机场代步的传送带蛮有趣。小时候就想过,如果大街上的人行道要都是一排排不同速率不同方向的这种传送带该多好。本来应该趁这机会好好钻研一下物理学里的相对速度概念啥的。结果发现身前身后的大叔大婶们已经在对左摸右看的我行注目礼了。只好作罢。÷
登机口的号码不错,38号。我想从这里登机的空姐们一定女人味十足。
在正对着大落地窗的椅子上坐定,看看表,6:50。在家的时候,这个点儿正是嘟嘟刚起床活动开,跑到床头的暖气上蹲着“喵喵”叫我起床的时候。
抬头,巨大的三角形钢架之间嵌着淡灰色的大玻璃。忽然有种欲望:三步两步跑进最近的卫生间,一把扯掉领带、西装、衬衣,露出里面紧身的蓝色连体衣,套上大红色的裤衩,披风往脖子上一扣,再穿过惊愕的人群从卫生间里杀将出来;右臂上举,握拳,挺胸,冲天而起。顶棚上大块的玻璃在我强力的冲击下分崩离析,“哗啦”一声如珍珠雨落,无奈看我绝尘而去。披风在清晨微凉的空气中刷刷作响,胸前大大的“S”字样映着朝霞熠熠生辉……
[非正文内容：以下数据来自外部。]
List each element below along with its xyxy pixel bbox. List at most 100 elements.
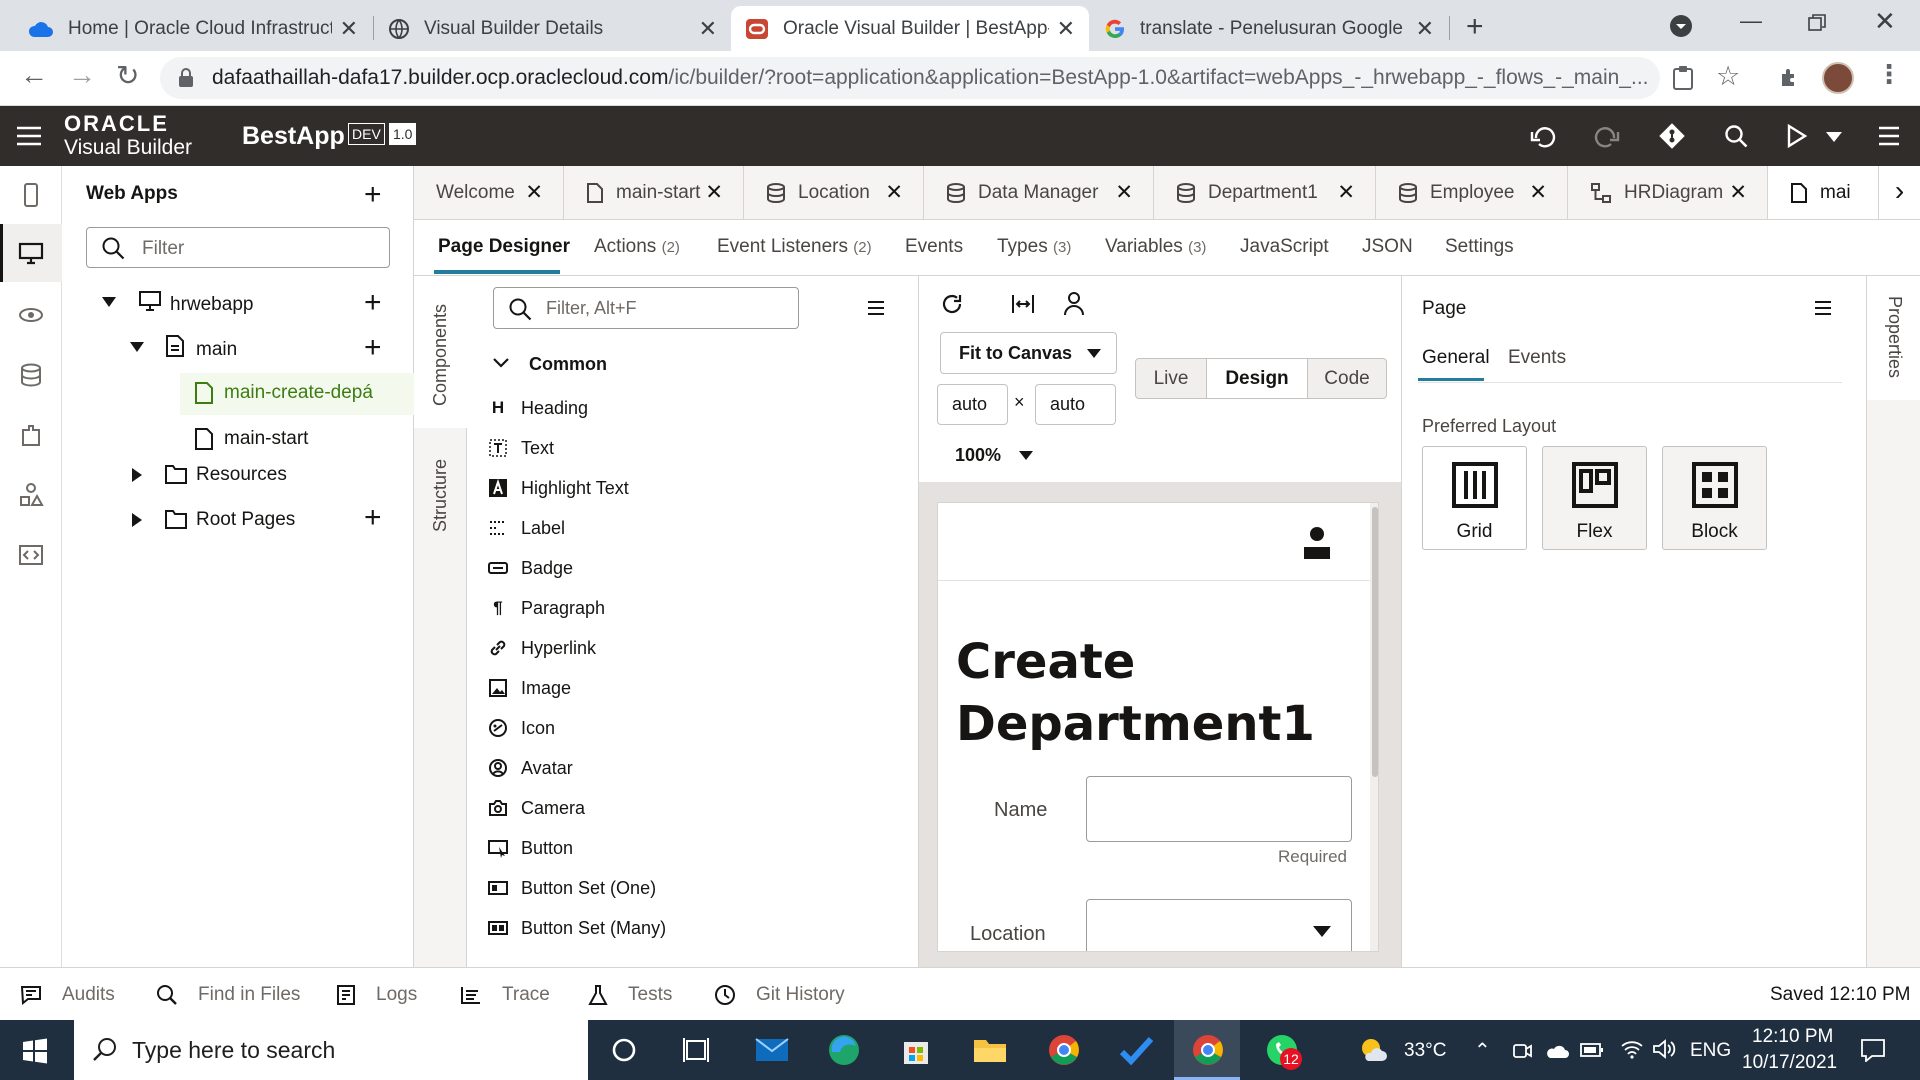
file-explorer-icon[interactable]	[970, 1030, 1010, 1070]
onedrive-cloud-icon[interactable]	[1544, 1042, 1570, 1060]
add-web-app-plus-icon[interactable]: +	[364, 180, 382, 210]
user-preview-icon[interactable]	[1062, 290, 1086, 316]
close-icon[interactable]: ✕	[1115, 180, 1133, 205]
logs-button[interactable]: Logs	[336, 984, 417, 1006]
tree-item-main-start[interactable]: main-start	[224, 428, 308, 450]
close-icon[interactable]: ✕	[1729, 180, 1747, 205]
add-flow-plus-icon[interactable]: +	[364, 288, 382, 318]
browser-tab-vb-details[interactable]: Visual Builder Details ✕	[374, 6, 731, 51]
component-button[interactable]: Button	[487, 833, 573, 863]
business-objects-icon[interactable]	[18, 362, 44, 388]
navigator-filter-input[interactable]: Filter	[86, 227, 390, 268]
profile-avatar[interactable]	[1822, 62, 1854, 94]
todo-check-icon[interactable]	[1116, 1030, 1156, 1070]
trace-button[interactable]: Trace	[460, 984, 550, 1006]
component-button-set-many[interactable]: Button Set (Many)	[487, 913, 666, 943]
component-text[interactable]: Text	[487, 433, 554, 463]
close-icon[interactable]: ✕	[1337, 180, 1355, 205]
component-group-common[interactable]: Common	[529, 354, 607, 375]
components-filter-input[interactable]: Filter, Alt+F	[493, 287, 799, 329]
tree-item-resources[interactable]: Resources	[196, 464, 287, 486]
zoom-select[interactable]: 100%	[955, 445, 1001, 466]
user-avatar-icon[interactable]	[1303, 525, 1331, 561]
location-select[interactable]	[1086, 899, 1352, 951]
collapse-caret-icon[interactable]	[102, 297, 116, 307]
tab-settings[interactable]: Settings	[1445, 236, 1514, 258]
mode-live-button[interactable]: Live	[1135, 358, 1207, 399]
weather-sun-icon[interactable]	[1358, 1036, 1388, 1064]
palette-menu-icon[interactable]	[867, 300, 885, 316]
tab-search-chevron-icon[interactable]	[1668, 13, 1694, 39]
component-paragraph[interactable]: ¶ Paragraph	[487, 593, 605, 623]
tests-button[interactable]: Tests	[588, 984, 672, 1006]
services-icon[interactable]	[18, 302, 44, 328]
browser-tab-oracle-vb[interactable]: Oracle Visual Builder | BestApp-1 ✕	[731, 6, 1089, 51]
task-view-icon[interactable]	[676, 1030, 716, 1070]
undo-icon[interactable]	[1530, 124, 1556, 148]
component-icon[interactable]: Icon	[487, 713, 555, 743]
fit-width-icon[interactable]	[1010, 292, 1036, 316]
component-button-set-one[interactable]: Button Set (One)	[487, 873, 656, 903]
layout-grid-button[interactable]: Grid	[1422, 446, 1527, 550]
weather-temperature[interactable]: 33°C	[1404, 1040, 1446, 1062]
tab-variables[interactable]: Variables (3)	[1105, 236, 1206, 258]
tab-events[interactable]: Events	[1508, 347, 1566, 369]
audits-button[interactable]: Audits	[20, 984, 115, 1006]
component-avatar[interactable]: Avatar	[487, 753, 573, 783]
tab-page-designer[interactable]: Page Designer	[438, 236, 570, 258]
component-highlight-text[interactable]: Highlight Text	[487, 473, 629, 503]
notifications-icon[interactable]	[1860, 1038, 1886, 1062]
preview-scrollbar[interactable]	[1370, 503, 1378, 951]
close-icon[interactable]: ✕	[885, 180, 903, 205]
web-apps-icon[interactable]	[18, 240, 44, 266]
add-root-page-plus-icon[interactable]: +	[364, 503, 382, 533]
tree-item-root-pages[interactable]: Root Pages	[196, 509, 295, 531]
redo-icon[interactable]	[1594, 124, 1620, 148]
mail-icon[interactable]	[752, 1030, 792, 1070]
chevron-down-icon[interactable]	[493, 358, 509, 368]
component-camera[interactable]: Camera	[487, 793, 585, 823]
component-hyperlink[interactable]: Hyperlink	[487, 633, 596, 663]
chevron-down-icon[interactable]	[1019, 451, 1033, 460]
input-language[interactable]: ENG	[1690, 1040, 1731, 1062]
processes-icon[interactable]	[18, 482, 44, 508]
close-icon[interactable]: ✕	[699, 16, 717, 42]
taskbar-search[interactable]: Type here to search	[74, 1020, 588, 1080]
git-history-button[interactable]: Git History	[714, 984, 845, 1006]
chrome-icon[interactable]	[1188, 1030, 1228, 1070]
vtab-components[interactable]: Components	[430, 304, 451, 406]
git-icon[interactable]	[1658, 122, 1686, 150]
close-icon[interactable]: ✕	[1416, 16, 1434, 42]
component-heading[interactable]: H Heading	[487, 393, 588, 423]
clock-time[interactable]: 12:10 PM	[1752, 1026, 1833, 1048]
tree-item-hrwebapp[interactable]: hrwebapp	[170, 294, 253, 316]
window-close-icon[interactable]: ✕	[1874, 6, 1896, 37]
component-label[interactable]: Label	[487, 513, 565, 543]
meet-now-icon[interactable]	[1512, 1040, 1532, 1062]
back-icon[interactable]: ←	[20, 59, 48, 91]
name-input[interactable]	[1086, 776, 1352, 842]
fit-to-canvas-select[interactable]: Fit to Canvas	[940, 332, 1117, 374]
editor-tab-location[interactable]: Location ✕	[744, 166, 924, 219]
editor-tab-data-manager[interactable]: Data Manager ✕	[924, 166, 1154, 219]
component-image[interactable]: Image	[487, 673, 571, 703]
app-menu-icon[interactable]	[1878, 126, 1900, 146]
editor-tab-main-create[interactable]: mai	[1768, 166, 1878, 219]
vtab-structure[interactable]: Structure	[430, 459, 451, 532]
clipboard-icon[interactable]	[1672, 65, 1694, 91]
close-icon[interactable]: ✕	[1057, 16, 1075, 42]
close-icon[interactable]: ✕	[525, 180, 543, 205]
edge-icon[interactable]	[824, 1030, 864, 1070]
url-field[interactable]: dafaathaillah-dafa17.builder.ocp.oraclec…	[160, 57, 1660, 99]
minimize-icon[interactable]: —	[1740, 8, 1762, 34]
mode-design-button[interactable]: Design	[1206, 358, 1308, 399]
close-icon[interactable]: ✕	[1529, 180, 1547, 205]
tab-events[interactable]: Events	[905, 236, 963, 258]
volume-icon[interactable]	[1652, 1038, 1676, 1060]
tabs-scroll-right-chevron-icon[interactable]: ›	[1878, 166, 1920, 219]
lock-icon[interactable]	[178, 68, 194, 88]
mobile-apps-icon[interactable]	[18, 182, 44, 208]
tab-javascript[interactable]: JavaScript	[1240, 236, 1329, 258]
battery-icon[interactable]	[1580, 1042, 1604, 1058]
collapse-caret-icon[interactable]	[130, 342, 144, 352]
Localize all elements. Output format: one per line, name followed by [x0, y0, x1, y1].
喀嚓——“乘坐飞往深圳的CZxxxx号班机的旅客请注意,你所乘坐的航班停机位置临时调整。请携带您的行礼,到一层大厅的44号登机口登机。乘坐飞往……”
我FT。打扰了我的飞天不说,居然还把38换成了44。真xxx。

等上了飞机开始明白,便宜没好货这句话放之四海而皆准。780元的机票大概就只能坐这种破破的烂飞机吧。
位子靠窗。旁边就是发动机和翼根。开始回忆,仿佛某篇文章里提到过机身中部的位置在飞机坠毁时最容易被撕裂,而被弹出来的乘客往往比在机舱里的乘客有高的生存率。嗯,不错。
空叔开始讲解氧气面罩的带法,还有逃生的须知。动作专业,“机舱的逃生口分别位于机身的前部、中部和后部。”于是,空叔的双手分别在肩侧展开、展于前胸、并直伸往前方……目光坚毅而镇定。我对自己安全逃生的信心不觉又增加了几分。

早饭不错、云很美、人们生活在火柴盒里,除此之外,一路无话。机上放《手机》,没兴趣。自己找了个台听了会儿京剧,然后继续回顾Bowie。

快降落的时候,发现同排靠边的大叔坐飞机很专业。
“诶!四儿(三声)!快降落的时候,飞机要飞到云下头,景儿好。”
很有默契的,坐在另一头儿的同伴背靠舷窗,正襟危坐。大叔从上衣某口袋中神奇的摸出一部傻瓜相机,起身、马步、眯眼、探身向前,“三、二、一……OK!”
哇塞,真xx,职业风范。
闪光灯暴闪十几次之后,两人继续在位置上闭目养神,神闲气定。我转身向外望望,大团棉花糖。

11:50,走出深圳宝安机场。热浪袭人、南国烈日、绿树青葱。
深圳机场大巴冷气十足。只穿短袖的我寒了一路。大巴里的广播声音科技味道更浓厚,冰冷机械的Kraftwerk腔调,还泛着冷冷的回声。刚刚在想好像在哪部电影里听到类似的声音,惊见车下候客的巴士工作人员,双手背插,腰粗膀园,黑色墨镜,神情坚毅——OMG!《终结者》!

双脚落地,递上来的热情的双手里全是酒店预订和航班铁路的宣传卡片。猴子的香港大冒险正式上演。